As part of the agreement, you’ll eventually have to repay the amounts that the lender previously let you skip. The good news is that there are usually a few ways to do this. When the forbearance period ends, you can:

  • make a one-time payment of the amounts you didn’t pay during the forbearance period
  • pay a little bit extra each subsequent month until you repay the outstanding amount, or
  • agree to a loan modification that adds the amount you still owe to the balance of the loan.

To apply for a forbearance agreement, contact your lender.

Mortgage Payment Assistance

Another option, if you live in one of the 18 states (or the District of Columbia) that has a Hardest Hit Fund program, is to apply for help from that program. The state-run programs, which are federally-funded, provide money and other forms of assistance to homeowners so they can avoid foreclosure.

Mortgage payment assistance is often available to homeowners who lose their jobs. For example, California’s program provides up to $3,000 per month for as long as 18 months to eligible, unemployed homeowners so they can make their mortgage payments.

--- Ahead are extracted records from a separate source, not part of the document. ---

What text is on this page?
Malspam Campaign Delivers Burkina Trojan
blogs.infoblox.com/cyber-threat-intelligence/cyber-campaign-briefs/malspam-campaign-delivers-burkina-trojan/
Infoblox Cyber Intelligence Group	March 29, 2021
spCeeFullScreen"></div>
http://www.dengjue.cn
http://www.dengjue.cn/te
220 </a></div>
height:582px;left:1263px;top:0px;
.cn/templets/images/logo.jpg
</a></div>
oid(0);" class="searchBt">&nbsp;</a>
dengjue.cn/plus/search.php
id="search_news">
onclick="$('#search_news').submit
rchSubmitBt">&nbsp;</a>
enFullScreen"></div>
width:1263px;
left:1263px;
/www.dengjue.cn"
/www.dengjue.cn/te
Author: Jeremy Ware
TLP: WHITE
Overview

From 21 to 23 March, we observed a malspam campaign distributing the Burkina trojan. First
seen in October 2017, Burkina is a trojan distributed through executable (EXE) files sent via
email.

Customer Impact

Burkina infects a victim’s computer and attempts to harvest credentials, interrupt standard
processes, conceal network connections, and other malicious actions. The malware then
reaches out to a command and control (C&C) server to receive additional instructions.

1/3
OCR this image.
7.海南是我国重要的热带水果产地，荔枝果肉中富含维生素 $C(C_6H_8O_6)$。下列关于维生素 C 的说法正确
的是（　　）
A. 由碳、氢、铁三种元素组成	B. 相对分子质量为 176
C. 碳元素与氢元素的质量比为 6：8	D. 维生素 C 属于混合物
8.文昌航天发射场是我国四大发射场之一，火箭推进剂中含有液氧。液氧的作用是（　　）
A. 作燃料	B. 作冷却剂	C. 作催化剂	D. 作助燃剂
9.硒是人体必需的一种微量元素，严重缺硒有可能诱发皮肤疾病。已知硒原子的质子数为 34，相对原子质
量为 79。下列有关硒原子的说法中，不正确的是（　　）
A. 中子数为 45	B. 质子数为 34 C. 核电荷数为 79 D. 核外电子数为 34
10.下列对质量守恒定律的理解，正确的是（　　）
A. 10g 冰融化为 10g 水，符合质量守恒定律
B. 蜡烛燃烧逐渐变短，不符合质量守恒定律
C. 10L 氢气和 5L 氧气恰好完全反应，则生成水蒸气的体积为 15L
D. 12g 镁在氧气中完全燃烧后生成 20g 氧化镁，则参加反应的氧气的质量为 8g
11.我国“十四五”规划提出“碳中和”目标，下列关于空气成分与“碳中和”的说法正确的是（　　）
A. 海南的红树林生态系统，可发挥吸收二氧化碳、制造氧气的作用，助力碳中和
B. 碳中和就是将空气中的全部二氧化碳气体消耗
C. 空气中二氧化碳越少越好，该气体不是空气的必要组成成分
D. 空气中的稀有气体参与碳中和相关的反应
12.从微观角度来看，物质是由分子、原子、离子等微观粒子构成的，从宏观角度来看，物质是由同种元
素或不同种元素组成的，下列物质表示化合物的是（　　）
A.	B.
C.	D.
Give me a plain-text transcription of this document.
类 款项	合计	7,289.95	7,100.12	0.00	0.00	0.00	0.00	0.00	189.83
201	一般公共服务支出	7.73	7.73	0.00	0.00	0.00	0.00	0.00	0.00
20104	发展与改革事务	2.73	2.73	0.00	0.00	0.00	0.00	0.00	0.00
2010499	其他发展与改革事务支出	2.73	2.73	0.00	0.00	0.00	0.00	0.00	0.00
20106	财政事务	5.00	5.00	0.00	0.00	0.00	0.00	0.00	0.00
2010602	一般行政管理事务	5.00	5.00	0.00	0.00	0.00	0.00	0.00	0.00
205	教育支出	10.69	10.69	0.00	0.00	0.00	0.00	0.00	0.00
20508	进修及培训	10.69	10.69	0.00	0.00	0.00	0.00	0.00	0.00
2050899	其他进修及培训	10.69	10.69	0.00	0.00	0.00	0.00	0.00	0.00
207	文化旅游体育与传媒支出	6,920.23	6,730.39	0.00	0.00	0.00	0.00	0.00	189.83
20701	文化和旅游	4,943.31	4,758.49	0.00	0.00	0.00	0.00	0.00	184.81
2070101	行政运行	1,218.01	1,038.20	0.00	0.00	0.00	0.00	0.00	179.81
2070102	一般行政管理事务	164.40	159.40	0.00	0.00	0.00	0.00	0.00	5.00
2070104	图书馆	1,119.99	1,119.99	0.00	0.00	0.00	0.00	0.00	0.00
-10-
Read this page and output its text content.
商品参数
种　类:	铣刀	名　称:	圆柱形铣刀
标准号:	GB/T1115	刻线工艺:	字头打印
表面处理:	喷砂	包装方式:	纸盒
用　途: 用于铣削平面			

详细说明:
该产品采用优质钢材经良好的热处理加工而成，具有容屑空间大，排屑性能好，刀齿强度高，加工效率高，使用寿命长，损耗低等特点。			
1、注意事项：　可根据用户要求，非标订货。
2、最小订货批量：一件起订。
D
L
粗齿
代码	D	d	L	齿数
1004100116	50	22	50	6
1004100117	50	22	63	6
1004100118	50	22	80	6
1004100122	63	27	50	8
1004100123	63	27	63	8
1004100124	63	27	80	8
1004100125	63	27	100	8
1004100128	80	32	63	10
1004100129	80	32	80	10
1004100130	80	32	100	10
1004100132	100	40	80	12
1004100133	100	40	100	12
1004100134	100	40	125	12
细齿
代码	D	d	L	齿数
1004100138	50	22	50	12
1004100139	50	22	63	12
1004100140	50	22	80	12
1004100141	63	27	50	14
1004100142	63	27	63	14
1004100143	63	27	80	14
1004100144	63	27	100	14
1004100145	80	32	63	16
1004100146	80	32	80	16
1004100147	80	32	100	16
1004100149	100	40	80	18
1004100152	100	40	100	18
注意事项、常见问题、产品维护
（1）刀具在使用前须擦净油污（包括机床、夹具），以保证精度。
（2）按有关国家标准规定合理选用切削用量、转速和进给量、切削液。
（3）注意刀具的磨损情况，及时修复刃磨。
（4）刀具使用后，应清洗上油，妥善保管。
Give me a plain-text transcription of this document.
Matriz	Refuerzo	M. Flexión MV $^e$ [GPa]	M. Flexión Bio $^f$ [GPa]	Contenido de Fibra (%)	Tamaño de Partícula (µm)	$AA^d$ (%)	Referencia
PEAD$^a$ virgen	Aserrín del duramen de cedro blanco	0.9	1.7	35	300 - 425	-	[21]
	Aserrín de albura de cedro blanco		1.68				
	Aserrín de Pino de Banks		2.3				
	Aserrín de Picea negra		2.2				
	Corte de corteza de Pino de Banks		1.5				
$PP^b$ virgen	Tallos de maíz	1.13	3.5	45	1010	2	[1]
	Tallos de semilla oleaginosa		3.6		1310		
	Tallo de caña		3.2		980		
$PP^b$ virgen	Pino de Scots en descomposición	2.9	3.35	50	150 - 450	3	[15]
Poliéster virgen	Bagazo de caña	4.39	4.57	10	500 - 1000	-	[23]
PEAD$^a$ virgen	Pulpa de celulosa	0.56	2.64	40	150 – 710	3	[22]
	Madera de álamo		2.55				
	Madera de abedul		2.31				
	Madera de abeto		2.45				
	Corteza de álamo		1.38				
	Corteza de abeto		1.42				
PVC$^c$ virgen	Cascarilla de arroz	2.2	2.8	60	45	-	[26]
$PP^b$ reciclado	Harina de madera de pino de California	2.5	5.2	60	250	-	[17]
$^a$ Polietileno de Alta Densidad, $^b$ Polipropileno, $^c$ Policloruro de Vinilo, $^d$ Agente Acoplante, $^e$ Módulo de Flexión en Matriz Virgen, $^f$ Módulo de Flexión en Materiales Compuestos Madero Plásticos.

To apply for help, visit your state’s Hardest Hit Fund website.

Student Loans (Federal and Private)

If you have federal student loans and lose your job, you might qualify for a deferment or forbearance.

Deferments and forbearances allow you to temporarily stop making payments or temporarily reduce your monthly payment amount. The main difference between these two options is that, for many types of federal student loans, you don’t have to pay the interest that accrues during a deferment period. The government pays the interest. You do have to pay the interest that accrues during forbearance. To apply for a deferment or forbearance of your federal student loans, call your loan servicer (the company you make your payments to).

If you have private student loans and lose your job, you might be able to get a deferment or forbearance—if the lender offers these options. Call your lender to find out about reducing or delaying payments on a private student loan.

Other Debts

If you can’t pay your other bills, such as credit card bills, call the creditor. Ask if you can get an interest rate reduction (which will lower your payments) or smaller monthly minimum payments. Most creditors are willing to work with you if you get in touch with them before you miss your first payment.

Questions for Your Attorney

  • How can I get out my rental lease if I lost my job?
  • How soon will my lender foreclose after I stop making mortgage payments?
  • Am I eligible for unemployment benefits?